“Then she took up the bodice and examined it critically.
“‘It’s a bit rotten, of course,’ she remarked, pulling cautiously at the stuff, ‘but where’d you buy satin now to last as well as that? and bought abroad, too.’
“The subtlest inflection of resentment was in her tone.
“‘Here, give them to me,’ she said. ‘Granny can’t want these old rags, messing up the house. There’s little enough cupboard room anyhow. I’ll put the shawl away up in the attic, for there’s wear in it yet, but the rest can go on the midden.’
“I detained her.
“‘Tell me first, how comes your grandmother to have these things?’
“She was surprised at my ignorance.
“‘To start with, she’s father’s grandmother, not mine. She’s so old, I forget her mostly.... She’s ninety-six, ninety-seven come Christmas. We’re wondering if she’ll last to a hundred.’

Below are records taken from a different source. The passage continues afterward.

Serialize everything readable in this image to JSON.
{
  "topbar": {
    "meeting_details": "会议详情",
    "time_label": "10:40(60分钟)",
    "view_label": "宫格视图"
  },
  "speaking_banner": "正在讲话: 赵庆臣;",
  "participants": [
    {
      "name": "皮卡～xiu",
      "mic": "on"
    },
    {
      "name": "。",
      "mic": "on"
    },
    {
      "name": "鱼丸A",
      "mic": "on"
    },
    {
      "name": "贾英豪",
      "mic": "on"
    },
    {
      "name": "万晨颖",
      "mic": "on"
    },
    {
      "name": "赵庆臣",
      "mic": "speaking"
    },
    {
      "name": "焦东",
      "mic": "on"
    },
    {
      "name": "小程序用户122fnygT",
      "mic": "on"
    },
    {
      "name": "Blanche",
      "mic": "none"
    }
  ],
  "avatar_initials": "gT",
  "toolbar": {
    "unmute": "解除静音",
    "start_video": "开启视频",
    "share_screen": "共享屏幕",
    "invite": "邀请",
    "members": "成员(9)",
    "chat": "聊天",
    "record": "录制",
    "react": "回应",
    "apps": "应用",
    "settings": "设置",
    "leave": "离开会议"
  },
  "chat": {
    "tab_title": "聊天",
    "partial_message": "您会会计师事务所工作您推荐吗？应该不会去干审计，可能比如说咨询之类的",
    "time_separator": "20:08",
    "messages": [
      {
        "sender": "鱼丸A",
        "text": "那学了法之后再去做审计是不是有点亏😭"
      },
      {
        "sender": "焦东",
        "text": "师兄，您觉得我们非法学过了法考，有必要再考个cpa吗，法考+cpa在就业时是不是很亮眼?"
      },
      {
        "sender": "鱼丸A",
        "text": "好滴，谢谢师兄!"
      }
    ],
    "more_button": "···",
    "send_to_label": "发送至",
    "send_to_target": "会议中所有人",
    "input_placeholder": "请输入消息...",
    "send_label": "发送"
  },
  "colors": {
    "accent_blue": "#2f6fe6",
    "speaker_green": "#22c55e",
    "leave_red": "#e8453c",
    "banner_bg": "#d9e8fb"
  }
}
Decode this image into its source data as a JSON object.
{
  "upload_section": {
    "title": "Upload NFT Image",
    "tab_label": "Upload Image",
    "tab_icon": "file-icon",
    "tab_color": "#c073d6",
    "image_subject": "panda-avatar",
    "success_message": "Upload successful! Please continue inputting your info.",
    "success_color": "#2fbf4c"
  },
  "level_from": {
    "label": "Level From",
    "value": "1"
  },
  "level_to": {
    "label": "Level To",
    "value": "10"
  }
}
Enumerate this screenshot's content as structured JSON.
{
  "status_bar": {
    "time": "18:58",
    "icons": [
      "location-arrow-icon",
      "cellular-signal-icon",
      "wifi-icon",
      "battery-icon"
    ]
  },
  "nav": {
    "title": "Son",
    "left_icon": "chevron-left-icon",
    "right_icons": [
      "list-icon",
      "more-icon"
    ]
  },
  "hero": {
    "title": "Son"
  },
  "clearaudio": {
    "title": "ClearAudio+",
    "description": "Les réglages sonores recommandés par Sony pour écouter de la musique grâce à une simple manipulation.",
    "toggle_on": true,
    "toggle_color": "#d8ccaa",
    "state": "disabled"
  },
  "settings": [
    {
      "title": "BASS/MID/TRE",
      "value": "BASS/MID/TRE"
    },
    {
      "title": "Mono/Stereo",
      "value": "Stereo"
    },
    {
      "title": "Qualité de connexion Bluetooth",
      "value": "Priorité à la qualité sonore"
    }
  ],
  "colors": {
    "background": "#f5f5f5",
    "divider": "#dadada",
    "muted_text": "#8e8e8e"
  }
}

“How callous she was! Triply callous, I thought, because of her own youth, because of her great-grandmother’s extreme age, and because of the natural philosophic indifference of her class towards life and death.
“‘She was a dancer, once, you know,’ she went on. ‘Used to dance on the stage, and my great-grandfather found her there, and married her. What a tiny little thing she must have been, just look at this,’ and she held the little bodice across her own breast with a gay laugh, like a child trying to put on the clothes of its biggest doll.